In January 2017, the FASB issued ASU No. 2017-01, Business Combinations – Clarifying the Definition of a Business. This standard changes the definition of a business by requiring that at least one substantive process exist in the acquired entity. It also states that if substantially all of the fair value of the gross assets acquired is concentrated in a single identifiable asset or group of similar identifiable assets, then the set of transferred assets and activities is not a business. The guidance is effective for the Company beginning in the first quarter of 2018, and should be applied prospectively. Early adoption is permitted. The adoption of this standard is not expected to have a significant impact on our consolidated financial statements.

 

In January 2017, the FASB issued ASU 2017-04, Intangibles-Goodwill and Other (Topic 350) – Simplifying the Test for Goodwill Impairment.
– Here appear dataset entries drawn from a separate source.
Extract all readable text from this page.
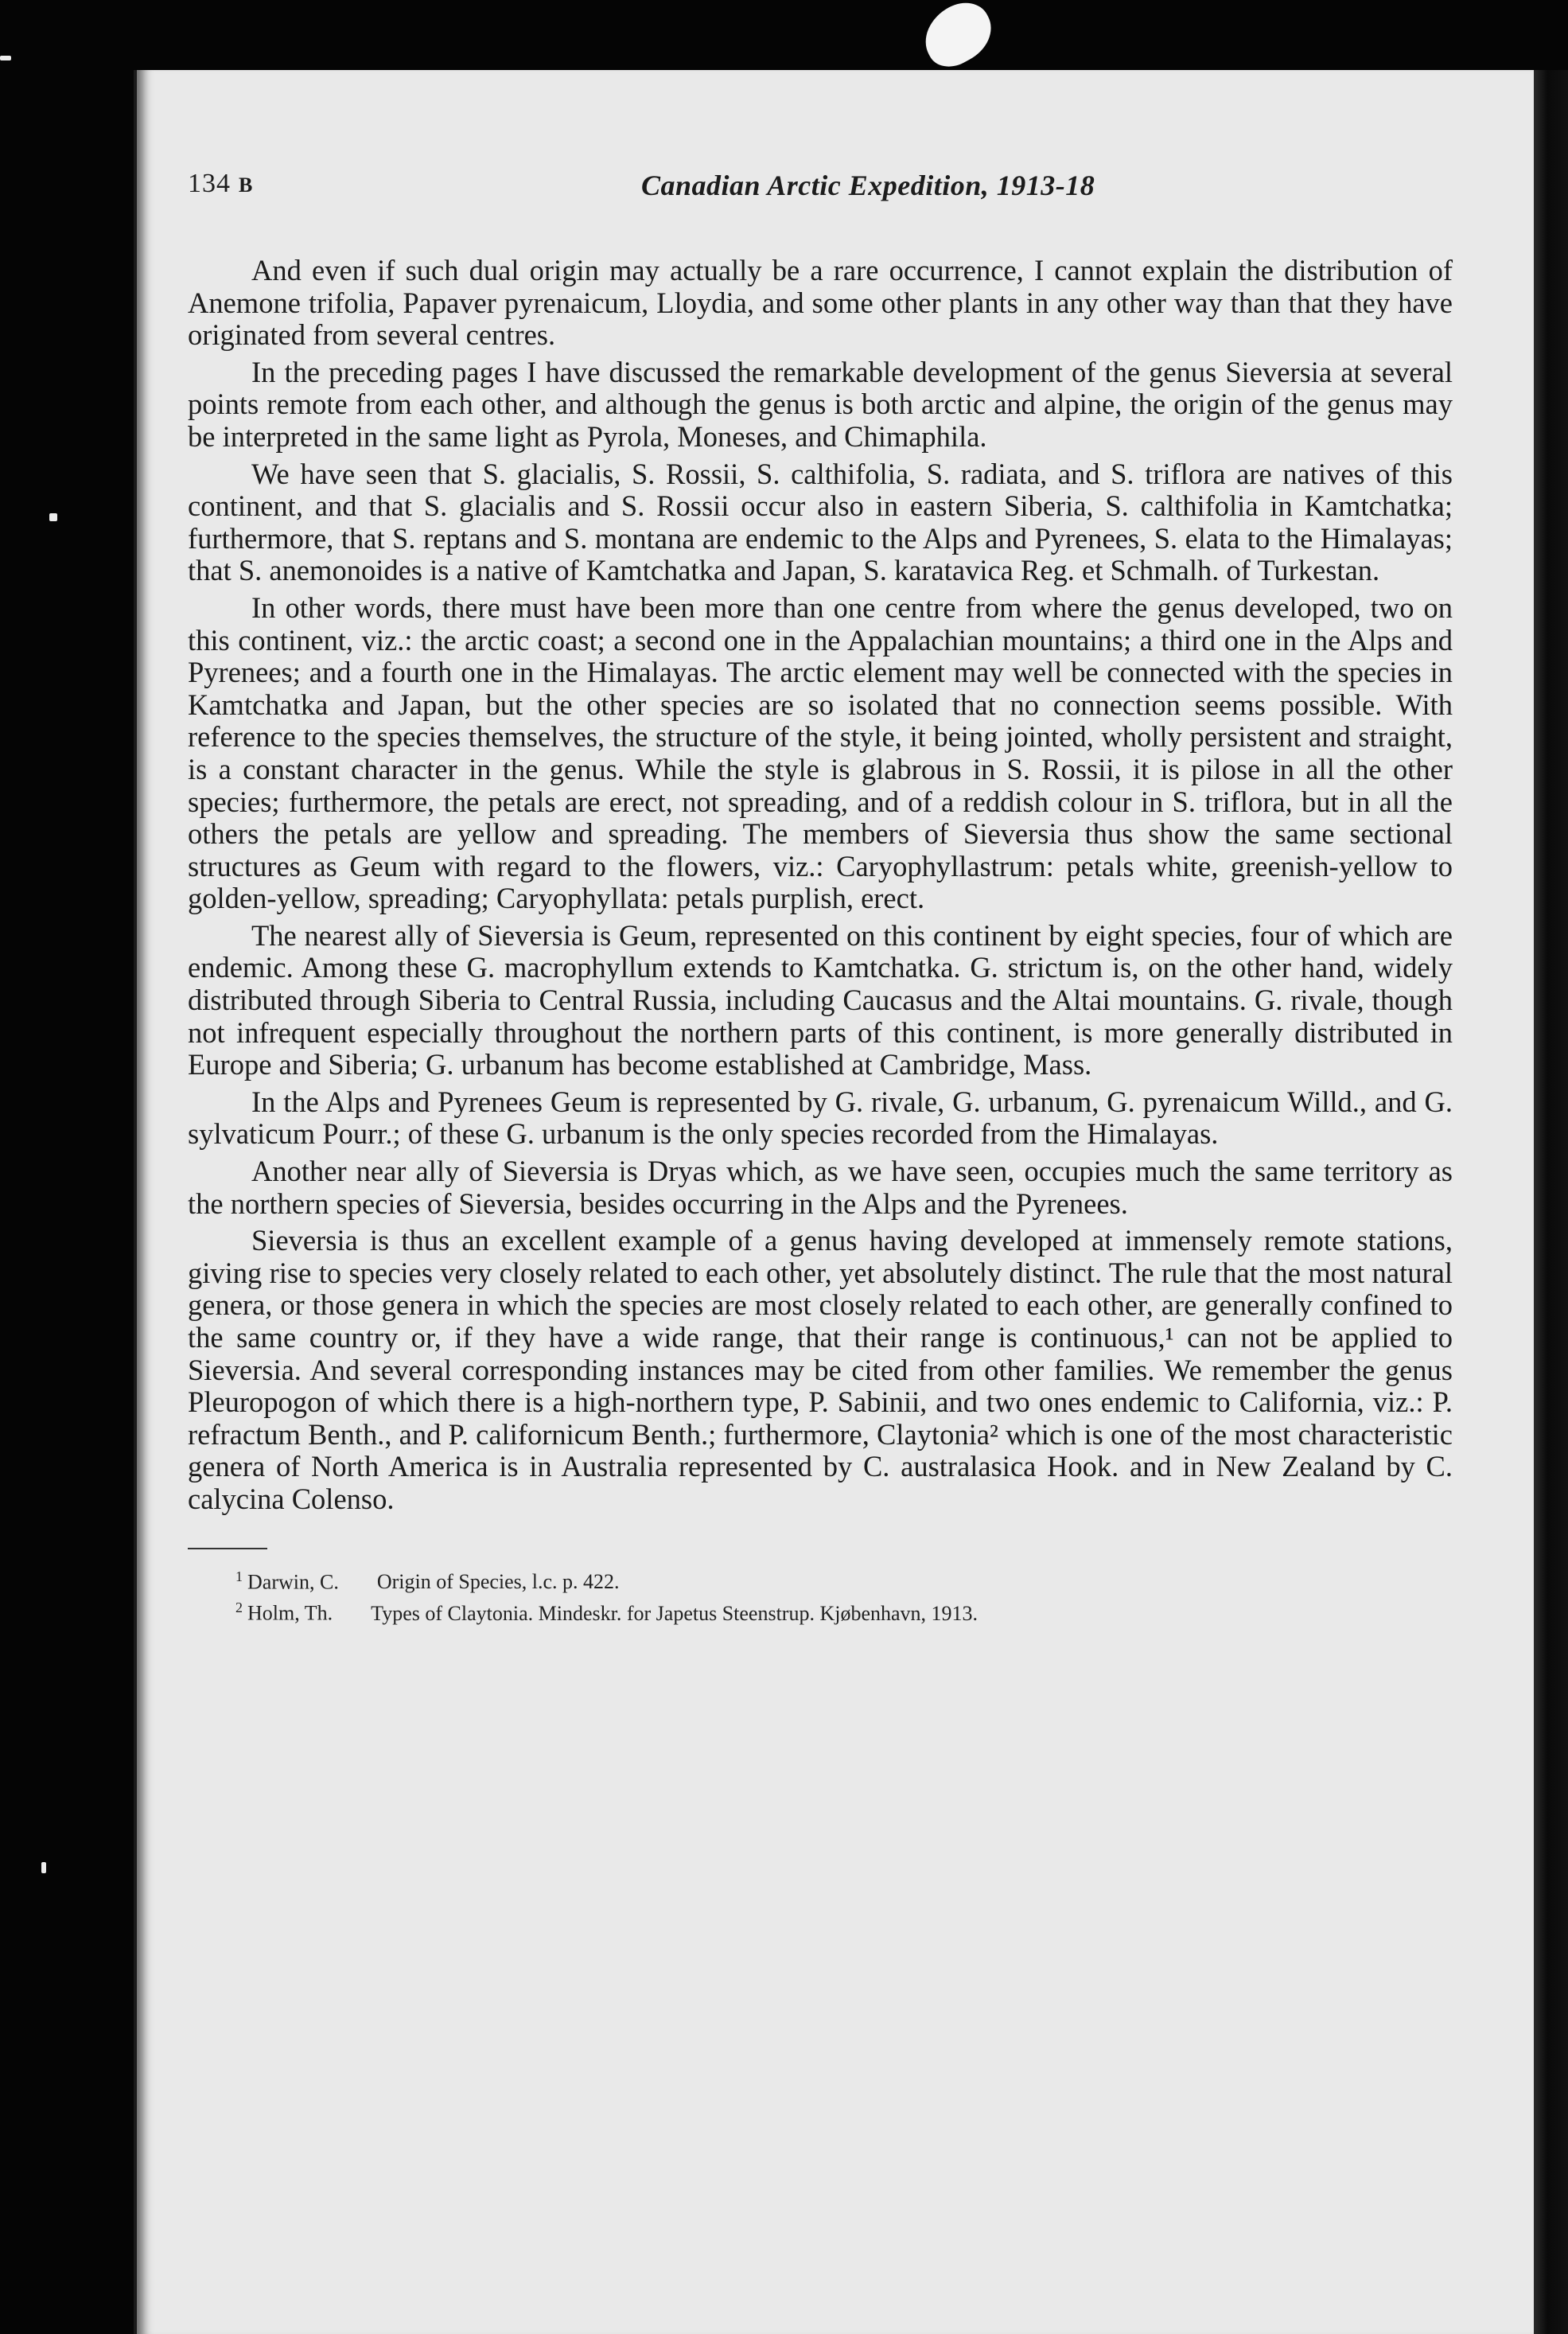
134 B	Canadian Arctic Expedition, 1913-18

And even if such dual origin may actually be a rare occurrence, I cannot explain the distribution of Anemone trifolia, Papaver pyrenaicum, Lloydia, and some other plants in any other way than that they have originated from several centres.

In the preceding pages I have discussed the remarkable development of the genus Sieversia at several points remote from each other, and although the genus is both arctic and alpine, the origin of the genus may be interpreted in the same light as Pyrola, Moneses, and Chimaphila.

We have seen that S. glacialis, S. Rossii, S. calthifolia, S. radiata, and S. triflora are natives of this continent, and that S. glacialis and S. Rossii occur also in eastern Siberia, S. calthifolia in Kamtchatka; furthermore, that S. reptans and S. montana are endemic to the Alps and Pyrenees, S. elata to the Himalayas; that S. anemonoides is a native of Kamtchatka and Japan, S. karatavica Reg. et Schmalh. of Turkestan.

In other words, there must have been more than one centre from where the genus developed, two on this continent, viz.: the arctic coast; a second one in the Appalachian mountains; a third one in the Alps and Pyrenees; and a fourth one in the Himalayas. The arctic element may well be connected with the species in Kamtchatka and Japan, but the other species are so isolated that no connection seems possible. With reference to the species themselves, the structure of the style, it being jointed, wholly persistent and straight, is a constant character in the genus. While the style is glabrous in S. Rossii, it is pilose in all the other species; furthermore, the petals are erect, not spreading, and of a reddish colour in S. triflora, but in all the others the petals are yellow and spreading. The members of Sieversia thus show the same sectional structures as Geum with regard to the flowers, viz.: Caryophyllastrum: petals white, greenish-yellow to golden-yellow, spreading; Caryophyllata: petals purplish, erect.

The nearest ally of Sieversia is Geum, represented on this continent by eight species, four of which are endemic. Among these G. macrophyllum extends to Kamtchatka. G. strictum is, on the other hand, widely distributed through Siberia to Central Russia, including Caucasus and the Altai mountains. G. rivale, though not infrequent especially throughout the northern parts of this continent, is more generally distributed in Europe and Siberia; G. urbanum has become established at Cambridge, Mass.

In the Alps and Pyrenees Geum is represented by G. rivale, G. urbanum, G. pyrenaicum Willd., and G. sylvaticum Pourr.; of these G. urbanum is the only species recorded from the Himalayas.

Another near ally of Sieversia is Dryas which, as we have seen, occupies much the same territory as the northern species of Sieversia, besides occurring in the Alps and the Pyrenees.

Sieversia is thus an excellent example of a genus having developed at immensely remote stations, giving rise to species very closely related to each other, yet absolutely distinct. The rule that the most natural genera, or those genera in which the species are most closely related to each other, are generally confined to the same country or, if they have a wide range, that their range is continuous,¹ can not be applied to Sieversia. And several corresponding instances may be cited from other families. We remember the genus Pleuropogon of which there is a high-northern type, P. Sabinii, and two ones endemic to California, viz.: P. refractum Benth., and P. californicum Benth.; furthermore, Claytonia² which is one of the most characteristic genera of North America is in Australia represented by C. australasica Hook. and in New Zealand by C. calycina Colenso.

$^1$ Darwin, C. Origin of Species, l.c. p. 422.
$^2$ Holm, Th. Types of Claytonia. Mindeskr. for Japetus Steenstrup. Kjøbenhavn, 1913.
This standard eliminates the requirement to calculate the implied fair value of goodwill to measure a goodwill impairment charge (i.e. Step 2 of the current guidance), instead measuring the impairment charge as the excess of the reporting unit's carrying amount over its fair value (i.e. Step 1 of the current guidance). The guidance is effective for us beginning in the first quarter of 2020, and should be applied prospectively. Early adoption is permitted for impairment testing dates after January 1, 2017. The Company is currently evaluating the effect, if any, that the ASU will have on our consolidated financial statements and related disclosures.

 

In March 2017, the FASB issued ASU No. 2017-07, Compensation - Retirement Benefits (ASC 715) - Improving the Presentation of Net Periodic Pension Costs and Net Periodic Postretirement Benefit Cost. The new guidance will improve the presentation of pension cost by providing additional guidance on the presentation of net benefit cost in the income statement and on the components eligible for capitalization in assets. The core principle of the ASU is to provide more transparency in the presentation of these costs by requiring the service cost component to be reported in the same line item as other compensation costs arising from services rendered by the pertinent employees during the period. The other components of net benefit cost are required to be presented separately from the service cost component and outside a subtotal of income from operations. The amendments require that the Consolidated Statements of Income impacts be applied retrospectively, while Balance Sheet changes should be applied prospectively.

The ASU is effective for annual reporting periods, including interim periods within those annual periods, beginning after December 15, 2017. The Company will adopt the newly issued ASU as of January 1, 2018. The Company is currently evaluating the effect, if any, that the ASU will have on our consolidated financial statements and related disclosures.